As far as planetary formation goes, the material which forms the planets doesn't need to be hot before it accumulates into a planet. The compression from gravity and the accumulated impact energy are contributing factors for planetary heat. Other factors are nuclear decay and frictional heat from convection.

So does that mean the star that preceded the sun formed from hydrogen and fused all the way up to iron?

What about metals/elements heavier than iron? Those have to come from a supernova, right?

So all the uranium, gold, silver, and everything else heavier than iron had to arrive from elsewhere, no?

So do you think primordial heat was mostly endogenous within the local (light) material that coalesced to form Earth, and that the heavier elements that 'blew in' from distant supernovae were cold by the time they arrived?

livinglava wrote:

So does that mean the star that preceded the sun formed from hydrogen and fused all the way up to iron?

Most likely stars (plural). But otherwise yes.

livinglava wrote:

What about metals/elements heavier than iron?
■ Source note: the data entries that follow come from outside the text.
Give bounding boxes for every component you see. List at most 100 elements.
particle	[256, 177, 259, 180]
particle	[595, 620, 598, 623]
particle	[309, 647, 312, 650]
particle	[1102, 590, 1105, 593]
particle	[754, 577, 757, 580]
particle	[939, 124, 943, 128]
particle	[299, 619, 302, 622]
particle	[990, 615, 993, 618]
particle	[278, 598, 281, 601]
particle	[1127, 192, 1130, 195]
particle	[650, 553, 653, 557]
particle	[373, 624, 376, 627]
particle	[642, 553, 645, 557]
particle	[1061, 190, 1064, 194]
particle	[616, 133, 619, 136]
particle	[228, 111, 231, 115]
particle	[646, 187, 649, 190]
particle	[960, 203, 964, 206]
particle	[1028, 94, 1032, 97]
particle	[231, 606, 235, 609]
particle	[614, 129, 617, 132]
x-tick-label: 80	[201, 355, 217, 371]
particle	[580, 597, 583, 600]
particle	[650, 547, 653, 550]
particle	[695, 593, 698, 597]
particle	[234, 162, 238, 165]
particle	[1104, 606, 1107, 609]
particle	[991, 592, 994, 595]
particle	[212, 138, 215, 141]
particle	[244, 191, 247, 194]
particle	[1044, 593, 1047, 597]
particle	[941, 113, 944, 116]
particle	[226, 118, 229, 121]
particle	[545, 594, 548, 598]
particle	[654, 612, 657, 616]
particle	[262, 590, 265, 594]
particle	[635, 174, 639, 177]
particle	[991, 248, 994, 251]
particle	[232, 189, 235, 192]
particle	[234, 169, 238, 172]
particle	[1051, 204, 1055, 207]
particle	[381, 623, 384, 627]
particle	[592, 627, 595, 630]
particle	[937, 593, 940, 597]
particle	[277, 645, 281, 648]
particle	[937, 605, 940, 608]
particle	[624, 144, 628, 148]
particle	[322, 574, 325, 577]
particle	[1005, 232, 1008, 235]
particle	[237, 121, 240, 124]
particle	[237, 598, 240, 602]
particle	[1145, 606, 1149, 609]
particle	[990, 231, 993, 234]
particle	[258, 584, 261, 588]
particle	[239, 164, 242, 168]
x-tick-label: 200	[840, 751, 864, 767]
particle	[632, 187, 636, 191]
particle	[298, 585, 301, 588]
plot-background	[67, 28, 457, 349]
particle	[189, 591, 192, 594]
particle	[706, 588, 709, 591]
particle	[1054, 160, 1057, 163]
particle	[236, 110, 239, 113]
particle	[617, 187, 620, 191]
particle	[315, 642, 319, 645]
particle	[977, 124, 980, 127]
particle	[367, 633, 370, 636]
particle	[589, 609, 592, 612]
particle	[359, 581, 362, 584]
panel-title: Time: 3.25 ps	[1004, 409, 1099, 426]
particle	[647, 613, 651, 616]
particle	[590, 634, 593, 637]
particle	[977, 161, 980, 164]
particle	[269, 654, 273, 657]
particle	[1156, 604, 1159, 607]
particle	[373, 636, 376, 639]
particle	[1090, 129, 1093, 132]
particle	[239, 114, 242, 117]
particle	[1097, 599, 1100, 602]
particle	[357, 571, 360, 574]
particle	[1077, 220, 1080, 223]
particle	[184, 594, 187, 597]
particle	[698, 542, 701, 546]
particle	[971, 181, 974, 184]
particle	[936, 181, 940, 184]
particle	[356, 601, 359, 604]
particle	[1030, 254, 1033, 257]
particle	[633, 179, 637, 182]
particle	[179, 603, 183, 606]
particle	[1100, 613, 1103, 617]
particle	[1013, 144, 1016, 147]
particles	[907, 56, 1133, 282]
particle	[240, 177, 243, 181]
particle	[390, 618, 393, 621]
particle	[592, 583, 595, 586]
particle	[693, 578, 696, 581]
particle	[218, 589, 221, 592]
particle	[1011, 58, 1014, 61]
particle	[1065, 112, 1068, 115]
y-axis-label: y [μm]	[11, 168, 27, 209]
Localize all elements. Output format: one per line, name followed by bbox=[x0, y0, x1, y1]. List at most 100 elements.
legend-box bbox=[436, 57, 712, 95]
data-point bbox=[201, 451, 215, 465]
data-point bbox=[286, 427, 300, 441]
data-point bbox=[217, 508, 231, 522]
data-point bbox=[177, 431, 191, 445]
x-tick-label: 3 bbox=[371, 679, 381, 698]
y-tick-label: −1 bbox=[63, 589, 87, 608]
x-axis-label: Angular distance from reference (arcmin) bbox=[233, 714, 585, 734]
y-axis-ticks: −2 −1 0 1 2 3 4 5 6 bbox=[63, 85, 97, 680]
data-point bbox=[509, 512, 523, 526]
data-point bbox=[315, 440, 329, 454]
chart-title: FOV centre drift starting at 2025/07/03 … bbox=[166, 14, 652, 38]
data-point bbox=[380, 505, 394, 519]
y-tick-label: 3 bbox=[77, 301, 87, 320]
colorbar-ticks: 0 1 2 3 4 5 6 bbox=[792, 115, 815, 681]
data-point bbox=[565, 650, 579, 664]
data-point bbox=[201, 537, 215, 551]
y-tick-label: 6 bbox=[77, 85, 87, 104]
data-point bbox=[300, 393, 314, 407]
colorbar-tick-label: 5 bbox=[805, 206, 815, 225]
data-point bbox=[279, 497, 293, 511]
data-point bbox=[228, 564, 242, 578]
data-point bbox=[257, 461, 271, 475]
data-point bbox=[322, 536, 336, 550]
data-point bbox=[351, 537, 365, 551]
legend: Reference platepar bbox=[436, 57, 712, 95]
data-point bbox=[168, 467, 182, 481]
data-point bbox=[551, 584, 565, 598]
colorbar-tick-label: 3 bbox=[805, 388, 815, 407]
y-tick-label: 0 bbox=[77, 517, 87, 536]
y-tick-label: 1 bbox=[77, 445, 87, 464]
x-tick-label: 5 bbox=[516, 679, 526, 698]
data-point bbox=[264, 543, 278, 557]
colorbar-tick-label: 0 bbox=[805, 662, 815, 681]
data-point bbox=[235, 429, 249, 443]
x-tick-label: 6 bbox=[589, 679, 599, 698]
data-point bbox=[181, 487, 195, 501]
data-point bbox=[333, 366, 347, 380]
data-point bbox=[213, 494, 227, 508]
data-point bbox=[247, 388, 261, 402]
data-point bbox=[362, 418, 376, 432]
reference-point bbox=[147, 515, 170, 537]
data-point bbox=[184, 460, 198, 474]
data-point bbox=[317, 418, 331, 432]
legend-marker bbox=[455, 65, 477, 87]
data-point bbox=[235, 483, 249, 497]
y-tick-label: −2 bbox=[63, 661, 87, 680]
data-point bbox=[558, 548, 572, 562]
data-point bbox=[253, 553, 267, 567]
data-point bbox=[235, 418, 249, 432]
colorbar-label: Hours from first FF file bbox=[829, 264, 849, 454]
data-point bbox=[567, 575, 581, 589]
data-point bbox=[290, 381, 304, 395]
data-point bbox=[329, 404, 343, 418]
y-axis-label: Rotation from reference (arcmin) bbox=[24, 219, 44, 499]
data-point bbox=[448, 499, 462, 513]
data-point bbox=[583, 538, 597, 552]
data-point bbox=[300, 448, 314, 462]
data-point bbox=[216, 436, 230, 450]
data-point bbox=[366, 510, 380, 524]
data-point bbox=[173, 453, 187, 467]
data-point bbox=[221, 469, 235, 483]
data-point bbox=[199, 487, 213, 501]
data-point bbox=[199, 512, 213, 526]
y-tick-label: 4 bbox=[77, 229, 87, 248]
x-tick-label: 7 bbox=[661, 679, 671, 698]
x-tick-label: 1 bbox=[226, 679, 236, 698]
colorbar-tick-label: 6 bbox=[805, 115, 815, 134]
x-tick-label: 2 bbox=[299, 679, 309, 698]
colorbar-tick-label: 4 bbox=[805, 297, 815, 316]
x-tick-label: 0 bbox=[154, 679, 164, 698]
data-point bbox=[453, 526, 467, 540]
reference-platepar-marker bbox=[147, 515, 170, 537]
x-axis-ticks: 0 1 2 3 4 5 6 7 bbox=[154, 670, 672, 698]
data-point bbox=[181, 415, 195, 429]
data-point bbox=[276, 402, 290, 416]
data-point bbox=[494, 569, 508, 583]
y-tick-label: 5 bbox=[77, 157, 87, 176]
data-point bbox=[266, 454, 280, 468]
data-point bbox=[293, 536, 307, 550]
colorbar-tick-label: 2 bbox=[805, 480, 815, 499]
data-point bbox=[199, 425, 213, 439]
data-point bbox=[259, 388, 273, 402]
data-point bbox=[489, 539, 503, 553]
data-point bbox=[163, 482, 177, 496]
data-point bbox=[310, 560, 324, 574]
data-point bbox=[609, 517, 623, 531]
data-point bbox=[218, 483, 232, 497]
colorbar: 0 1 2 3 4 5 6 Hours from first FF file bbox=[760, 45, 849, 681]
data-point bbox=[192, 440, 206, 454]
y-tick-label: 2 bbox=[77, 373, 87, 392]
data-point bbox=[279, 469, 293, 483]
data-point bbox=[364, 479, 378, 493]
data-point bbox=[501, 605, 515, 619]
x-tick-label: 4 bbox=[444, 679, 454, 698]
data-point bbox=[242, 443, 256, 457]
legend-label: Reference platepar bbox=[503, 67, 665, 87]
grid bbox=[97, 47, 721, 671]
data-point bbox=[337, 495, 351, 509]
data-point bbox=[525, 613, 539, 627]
Those have to come from a supernova, right?

More or less. Colliding neutron stars are another source of heavy elements.

livinglava wrote:

So all the uranium, gold, silver, and everything else heavier than iron had to arrive from elsewhere, no?

No. There was no need for them to arrive, as they were already here when the solar system formed.

livinglava wrote:

So do you think primordial heat was mostly endogenous within the local (light) material that coalesced to form Earth, and that the heavier elements that 'blew in' from distant supernovae were cold by the time they arrived?

The heavy elements were already here when the solar system formed. They did not blow in from anywhere.